The sound is also well done. From the creaking of doors and echoing footsteps to the ambient noises of the jungle, everything sounds just as it should. Even the voice acting (which, unfortunately, is in short supply) is good, much better than the video game standard. The actors are actually convincing, sounding like the jaded adventurers they're supposed to be.
But the most interesting part of the game is the world the developers have created. Combining '30s art deco design with (semi)modern elements, Amerzone supplies a very vivid game universe, incorporating a strange combination of technology and nature. Though this may sound clich'd, you sometimes believe you are really there. Much of this is done by adding little things that aren't necessary to the game. For example, you can look closely at much of the fauna of Amerzone, even though it won't help you in your quest (and there are some weird animals there).

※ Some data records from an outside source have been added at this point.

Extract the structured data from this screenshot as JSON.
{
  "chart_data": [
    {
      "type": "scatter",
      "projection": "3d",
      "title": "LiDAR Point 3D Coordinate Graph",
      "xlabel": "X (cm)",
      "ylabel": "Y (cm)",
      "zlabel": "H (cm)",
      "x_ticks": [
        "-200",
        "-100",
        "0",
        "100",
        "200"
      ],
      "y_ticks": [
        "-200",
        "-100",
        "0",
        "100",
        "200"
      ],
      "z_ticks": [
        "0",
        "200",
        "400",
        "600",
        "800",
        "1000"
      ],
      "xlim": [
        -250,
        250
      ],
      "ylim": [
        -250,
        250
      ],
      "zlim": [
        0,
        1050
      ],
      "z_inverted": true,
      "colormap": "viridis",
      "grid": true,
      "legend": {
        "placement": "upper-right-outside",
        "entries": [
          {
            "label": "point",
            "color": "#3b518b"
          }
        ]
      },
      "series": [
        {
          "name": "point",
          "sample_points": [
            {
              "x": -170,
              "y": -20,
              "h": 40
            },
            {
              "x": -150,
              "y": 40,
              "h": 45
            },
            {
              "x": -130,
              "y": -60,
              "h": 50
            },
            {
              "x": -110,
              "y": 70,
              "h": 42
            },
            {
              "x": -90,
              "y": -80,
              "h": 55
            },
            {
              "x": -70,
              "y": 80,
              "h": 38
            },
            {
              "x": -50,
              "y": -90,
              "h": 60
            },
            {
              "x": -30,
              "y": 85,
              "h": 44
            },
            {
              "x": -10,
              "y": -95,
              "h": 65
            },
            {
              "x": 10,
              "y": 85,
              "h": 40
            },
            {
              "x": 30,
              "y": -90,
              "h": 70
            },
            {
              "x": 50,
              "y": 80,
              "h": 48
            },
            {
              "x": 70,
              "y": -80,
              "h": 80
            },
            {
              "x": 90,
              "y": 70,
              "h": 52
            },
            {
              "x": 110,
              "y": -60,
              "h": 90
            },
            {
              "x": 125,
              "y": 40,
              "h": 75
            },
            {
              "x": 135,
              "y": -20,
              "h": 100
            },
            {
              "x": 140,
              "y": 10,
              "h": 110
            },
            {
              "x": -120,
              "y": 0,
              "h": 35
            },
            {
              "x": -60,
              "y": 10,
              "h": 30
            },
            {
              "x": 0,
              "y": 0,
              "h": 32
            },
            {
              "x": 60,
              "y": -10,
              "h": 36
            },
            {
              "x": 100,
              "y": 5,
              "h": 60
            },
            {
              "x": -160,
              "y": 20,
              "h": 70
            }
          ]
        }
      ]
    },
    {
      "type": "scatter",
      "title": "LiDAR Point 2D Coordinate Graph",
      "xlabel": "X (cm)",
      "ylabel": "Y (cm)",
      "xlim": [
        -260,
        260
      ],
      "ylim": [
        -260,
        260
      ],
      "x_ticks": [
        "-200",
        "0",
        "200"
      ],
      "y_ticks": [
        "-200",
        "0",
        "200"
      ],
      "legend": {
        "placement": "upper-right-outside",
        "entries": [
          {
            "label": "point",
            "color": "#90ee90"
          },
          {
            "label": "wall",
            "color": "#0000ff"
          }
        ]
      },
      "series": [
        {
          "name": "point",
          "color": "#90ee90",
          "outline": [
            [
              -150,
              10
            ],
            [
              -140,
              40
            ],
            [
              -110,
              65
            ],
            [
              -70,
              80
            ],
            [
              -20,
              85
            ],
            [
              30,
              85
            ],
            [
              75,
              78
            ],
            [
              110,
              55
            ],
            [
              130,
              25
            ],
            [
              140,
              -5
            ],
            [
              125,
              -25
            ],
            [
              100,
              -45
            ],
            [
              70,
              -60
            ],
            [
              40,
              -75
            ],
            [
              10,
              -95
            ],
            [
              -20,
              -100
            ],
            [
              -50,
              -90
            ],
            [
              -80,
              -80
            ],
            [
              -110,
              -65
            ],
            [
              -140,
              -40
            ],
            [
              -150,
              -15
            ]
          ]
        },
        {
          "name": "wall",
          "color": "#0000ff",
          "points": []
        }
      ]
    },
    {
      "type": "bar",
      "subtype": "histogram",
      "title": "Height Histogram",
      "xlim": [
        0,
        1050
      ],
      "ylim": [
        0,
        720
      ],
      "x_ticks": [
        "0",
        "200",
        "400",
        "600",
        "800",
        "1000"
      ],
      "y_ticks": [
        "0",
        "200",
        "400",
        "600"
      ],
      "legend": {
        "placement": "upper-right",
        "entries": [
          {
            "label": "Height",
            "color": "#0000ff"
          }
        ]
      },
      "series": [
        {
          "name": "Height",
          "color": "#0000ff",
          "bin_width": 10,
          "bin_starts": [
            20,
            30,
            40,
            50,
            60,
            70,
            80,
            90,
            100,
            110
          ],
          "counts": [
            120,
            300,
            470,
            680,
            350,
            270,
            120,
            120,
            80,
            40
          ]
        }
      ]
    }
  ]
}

But of course, you must all be wondering about the gameplay itself. Are the puzzles too hard? Too easy? Too obscure? The answer to all these questions is yes and no (helpful, eh?). Many of the puzzles are very appropriate, with clues in the right places to give you the not-too-obvious answer to your problems. A little reading and a little observing will often do wonders. But there are a few puzzles, mostly towards the end, which have unclear solutions, and some which just seem to require some random clicking.
Also, parts of the game center on your ability to search out various objects lying around that are difficult to see in the super-detailed scenery. And yes, this game, like most first person adventure games, occasionally suffers from the hard-to-find-hot-spot problem. Because of the 360 degree view, if there is only one exit, it isn't always obvious. Amerzone is best suited for patient explorers who like to look at and poke at everything. Those who are more goal-oriented may find some puzzles a little frustrating.
However, there is one small disappointment lurking out there for you prospective adventurers. It is not possible to go every place that looks like it can be explored. For example, there's a ghost town in the game that has many doors, stairways and so on. But only a very few of these are actually clickable. Most of them are just part of the background environment. Other games, like Riven, solve this problem by making the world fantastical, the paths obvious, and steering the player away from those areas that are impossible to reach. Since the people at Microid wanted to make the game look more like the real world, they had to include all those extraneous things that would make the town look real. Unfortunately, they couldn't include all of the locations in the amount of space they were given (the game already takes up 4 CDs). Perhaps with a little work they could have designed it better. Still, it's only mildly frustrating and it doesn't hurt the game much.
Amerzone is a high quality game with a good story, excellent graphics, and a convincing soundtrack. But it's not without its flaws. Although it's better than most other Myst-like games, it still suffers from some of the basic problems, like the occasional confusing puzzle and hard-to-find hot-spots. For fans of Myst who have despaired over the recent lack of adventure games, who just can't look at one more violent, big-gun shooting mess, Amerzone is an attractive, solid entry in an old genre. Quick-twitch Quake junkies need not apply.